Aware of the potential pitfalls, Gardner’s group deliberately avoided exploring opportunities to acquire a big club. Instead, it is hoped that the experience gained at Helsingør can one day be replicated by the group at a club in a top-five European league.

“You’re in the wrong business if you just want to make money,” Gardner says. “If you don’t know exactly what you are doing with a big club, then you can lose a lot of money very quickly.

“I had made some strategic small investments in clubs previously to get a feel of the landscape, but I did not want to be a co-owner of a big club straight away.

“There are limitations with the ceiling of a market like Denmark, because it is not a top-five European league. However, if we can run the club well, get it into the Superliga and identify good talent, there’s no reason why we can’t do that at a bigger club in the future.”


Be patient…

The broad strategy at Helsingør – to win promotion and develop players who can ultimately be sold at a handsome profit – is replicated at many medium-sized clubs. However, Gardner underlines how a long-term outlook is required.

He says: “Do investors have the patience to wait for four, five or six years to develop players that can be sold at a profit?

“In this business, you need a time horizon of at least three years, and no-one should be thinking about exiting in less than that. However, you will need to constantly evolve your business model given the variables, such as promotion and relegation.

“The hope is that we will ultimately see a return on investment, but you have to look at the realistic prospect of losing money for the first two or three years – and plan accordingly.”


Due diligence

Detailed planning, of course, should begin with due diligence ahead of the transaction. However, it is a process that Gardner believes is broadly taken for granted by prospective buyers.

“From my experience, very few investors take due diligence seriously,” he says. “The point of diligence is to understand the risk factor – and it should not be rushed.

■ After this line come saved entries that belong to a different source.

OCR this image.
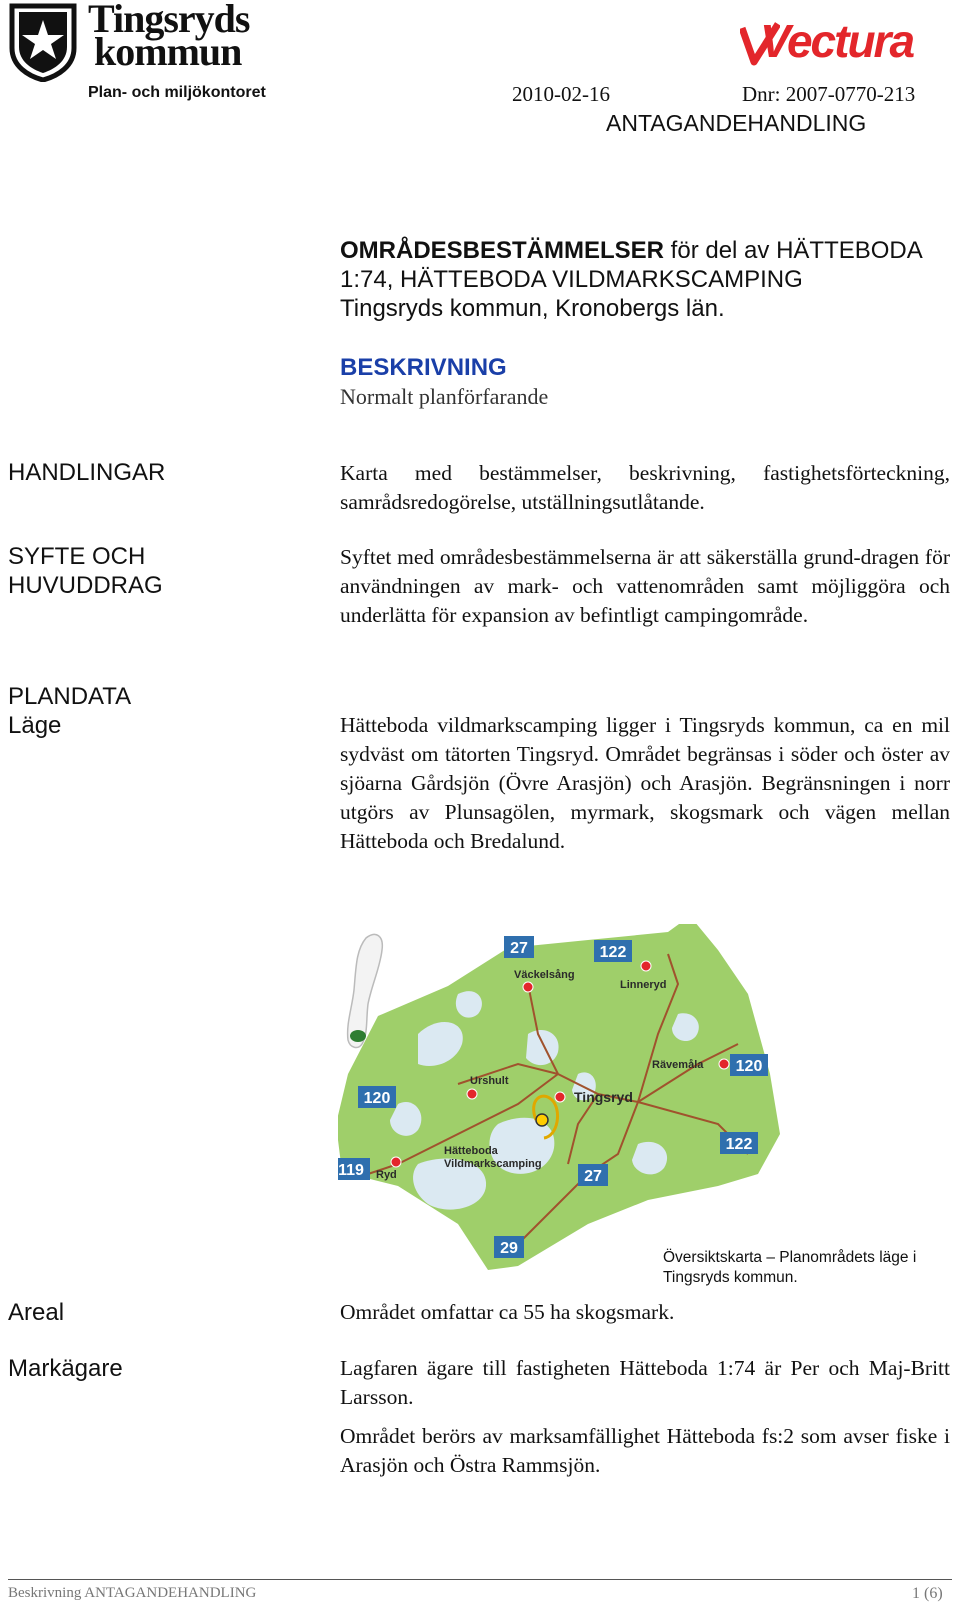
Tingsryds
kommun
Plan- och miljökontoret
Vectura
2010-02-16	Dnr: 2007-0770-213
ANTAGANDEHANDLING
OMRÅDESBESTÄMMELSER för del av HÄTTEBODA
1:74, HÄTTEBODA VILDMARKSCAMPING
Tingsryds kommun, Kronobergs län.
BESKRIVNING
Normalt planförfarande
HANDLINGAR	Karta med bestämmelser, beskrivning, fastighetsförteckning, samrådsredogörelse, utställningsutlåtande.
SYFTE OCH
HUVUDDRAG
Syftet med områdesbestämmelserna är att säkerställa grund-dragen för användningen av mark- och vattenområden samt möjliggöra och underlätta för expansion av befintligt campingområde.
PLANDATA
Läge	Hätteboda vildmarkscamping ligger i Tingsryds kommun, ca en mil sydväst om tätorten Tingsryd. Området begränsas i söder och öster av sjöarna Gårdsjön (Övre Arasjön) och Arasjön. Begränsningen i norr utgörs av Plunsagölen, myrmark, skogsmark och vägen mellan Hätteboda och Bredalund.
27	122
120
120
122
119	27
29
Väckelsång
Linneryd
Rävemåla
Urshult
Tingsryd
Hätteboda
Vildmarkscamping
Ryd
Översiktskarta – Planområdets läge i
Tingsryds kommun.
Areal	Området omfattar ca 55 ha skogsmark.
Markägare	Lagfaren ägare till fastigheten Hätteboda 1:74 är Per och Maj-Britt Larsson.
Området berörs av marksamfällighet Hätteboda fs:2 som avser fiske i Arasjön och Östra Rammsjön.
Beskrivning ANTAGANDEHANDLING	1 (6)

Our process for purchasing Helsingør took about six months, but some club owners have gone on record as saying they spent as little as two weeks carrying out due diligence.

“Due diligence in itself can be a challenge if the club wasn’t run properly before. For example, we were receiving unexpected invoices months after the takeover.

“We carried detailed due diligence – including looking at league governance and external factors – and even then there were surprises. We thought the club was in a much better financial state than it actually was.”


Have a financial buffer

The assumption that Helsingør had previously been a well-run club came back to bite Gardner and his fellow investors, and the group had to pump in more money than originally anticipated in the year following the takeover.

According to Gardner, this outlines the limitations of traditional due diligence, and underlines the importance of factoring in unexpected expenses.

“When you are carrying out due diligence, you are looking at a snapshot of the past,” Gardner said.

“If I did it again, I would try to extrapolate more data to come up with more future projections. You have to remember that most clubs that are up for sale or transacted are distressed assets, and it is a common mistake from investors to assume things have been run okay in the past.

“We didn’t have a buffer for unforeseen costs, and that was a mistake as we weren’t prepared for the wholesale changes that were required.

“Luckily, we were able to raise some more capital within the ownership group and get past the challenging first six to 12 months. If you can get past that hump as a club owner, then you will probably be okay.”